1985 Residents of an East Los Angeles neighborhood
captured California's "Night Stalker" killer Richard Ramirez.
1988 Arbitrator George Nicolau ruled the owners of
Major League Baseball teams colluded to restrict bidding for free agents. On
the same day a year later, arbitrator Thomas T. Roberts ordered owners to pay
$105 million for the collusion; in 1990, management finally agreed with the
players' union to pay those players affected $280 million.
1990 East and West Germany signed a treaty to join
legal and political systems.
1992 White separatist Randy Weaver surrendered to
authorities in Idaho, ending an 11-day siege. Weaver's wife and son and a
deputy U.S. marshal were killed during the siege.
1997 Britain's Princess Diana, her companion Dodi
Fayed, and driver Henri Paul died in a car crash in Paris.
1999 The first in the “9/99” bombings in Moscow
occurred at the shopping mall on Manezhnaya Square. One person died and 40
others were wounded.

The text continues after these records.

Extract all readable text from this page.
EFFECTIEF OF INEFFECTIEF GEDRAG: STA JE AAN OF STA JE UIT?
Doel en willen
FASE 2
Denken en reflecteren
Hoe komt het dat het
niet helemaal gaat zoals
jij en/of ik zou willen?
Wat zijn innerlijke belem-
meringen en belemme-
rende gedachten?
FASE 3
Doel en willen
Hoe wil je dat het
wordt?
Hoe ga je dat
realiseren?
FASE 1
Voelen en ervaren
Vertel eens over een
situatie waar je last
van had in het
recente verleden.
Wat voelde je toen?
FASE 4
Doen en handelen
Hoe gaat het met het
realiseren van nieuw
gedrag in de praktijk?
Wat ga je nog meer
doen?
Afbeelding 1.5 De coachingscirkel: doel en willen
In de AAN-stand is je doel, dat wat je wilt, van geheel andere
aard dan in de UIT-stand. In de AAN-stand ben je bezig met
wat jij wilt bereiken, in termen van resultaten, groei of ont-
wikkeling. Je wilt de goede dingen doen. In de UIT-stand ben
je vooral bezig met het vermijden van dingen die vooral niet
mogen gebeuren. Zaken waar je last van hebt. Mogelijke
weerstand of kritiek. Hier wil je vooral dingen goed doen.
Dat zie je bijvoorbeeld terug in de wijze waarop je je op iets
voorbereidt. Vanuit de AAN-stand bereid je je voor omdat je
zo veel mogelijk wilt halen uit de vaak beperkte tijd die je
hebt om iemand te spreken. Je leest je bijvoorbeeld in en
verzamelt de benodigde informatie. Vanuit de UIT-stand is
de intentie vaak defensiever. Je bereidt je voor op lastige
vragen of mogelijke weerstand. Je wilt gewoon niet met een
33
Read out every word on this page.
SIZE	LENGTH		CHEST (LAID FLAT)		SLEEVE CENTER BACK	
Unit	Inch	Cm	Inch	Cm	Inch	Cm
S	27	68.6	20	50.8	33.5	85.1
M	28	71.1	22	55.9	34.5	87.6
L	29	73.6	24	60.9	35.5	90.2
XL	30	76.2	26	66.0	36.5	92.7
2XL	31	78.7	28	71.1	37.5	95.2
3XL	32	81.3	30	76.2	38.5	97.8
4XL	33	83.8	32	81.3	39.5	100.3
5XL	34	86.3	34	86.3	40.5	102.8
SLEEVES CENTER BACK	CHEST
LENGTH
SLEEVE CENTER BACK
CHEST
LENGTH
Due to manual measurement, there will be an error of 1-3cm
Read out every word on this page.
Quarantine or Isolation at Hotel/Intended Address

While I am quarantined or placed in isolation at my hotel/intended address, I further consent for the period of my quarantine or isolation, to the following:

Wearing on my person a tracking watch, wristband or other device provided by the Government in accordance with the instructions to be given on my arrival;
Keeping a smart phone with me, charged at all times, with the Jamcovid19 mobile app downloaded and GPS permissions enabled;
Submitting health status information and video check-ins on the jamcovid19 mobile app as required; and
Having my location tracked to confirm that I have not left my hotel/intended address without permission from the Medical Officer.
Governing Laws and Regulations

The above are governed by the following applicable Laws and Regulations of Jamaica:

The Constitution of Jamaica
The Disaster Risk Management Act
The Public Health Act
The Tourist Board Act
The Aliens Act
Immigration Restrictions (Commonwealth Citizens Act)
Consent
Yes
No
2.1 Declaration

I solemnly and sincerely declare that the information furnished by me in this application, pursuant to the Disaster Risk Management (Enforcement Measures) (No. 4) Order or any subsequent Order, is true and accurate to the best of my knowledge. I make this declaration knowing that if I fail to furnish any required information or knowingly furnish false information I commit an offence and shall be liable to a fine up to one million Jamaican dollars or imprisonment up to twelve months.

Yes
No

The bombings, blamed variously on the Federal Security
Service and GRU or Arab militants fighting on the side of Chechen insurgents,
continued until September 16 and killed 367 and injured more than 1,000.
2005 953 people died following a stampede on the Al-Aaimmah
bridge across the Tigres River in Baghdad. A million Shia pilgrims were making
their way to the Musa al-Kazi shrine when rumors of a suicide bomber ran
rampant through the crowd, causing hundreds to rush to the bridge. (Hours
before, an Al-Qaeda insurgent group killed seven and wounded dozens more in a
mortar attack on the crowd.) Hundreds were trampled and suffocated
trying to get to the other end of the bridge, which was closed off. Many fell
into the river and drowned. Members of the public blamed Defense Ministers for
improperly securing the area but no one resigned or received any punishment.
2006 Norwegian police recovered Edvard Munch's famous
painting The Scream in a raid. Stolen two years before, the painting was
said to be in a better-than-expected condition.
2006 Iran defied a U.N. deadline to stop enriching
uranium. The U.N. council stipulated, however, that it would not impose
sanctions without further negotiations.
2012 Armenia severed diplomatic relations with
Hungary, after Hungary pardoned Ramil Safarov. Safarov had been convicted of
killing an Armenian soldier in 2004.
2012 A Tokyo court ruled Samsung's Galaxy smartphones
and tablets did not violate Apple patents and awarded legal costs to Samsung.
2016 The Brazilian Senate found President Dilma
Rousseff guilty of violating Brazil's federal budget laws and voted 61-20 to remove
her from office.
2019 Oil worker Seth Aaron Ator, fired from his job, went on a shooting spree with an AR-15 semi-automatic rifle in Midland and Odessa, Texas, killing seven and injuring 22 more. Ator bought the rifle privately, having failed a background check because of a "mental health issue." When police caught up with him at a movie complex in Odessa, he opened fire and wounded two officers before officers shot him dead.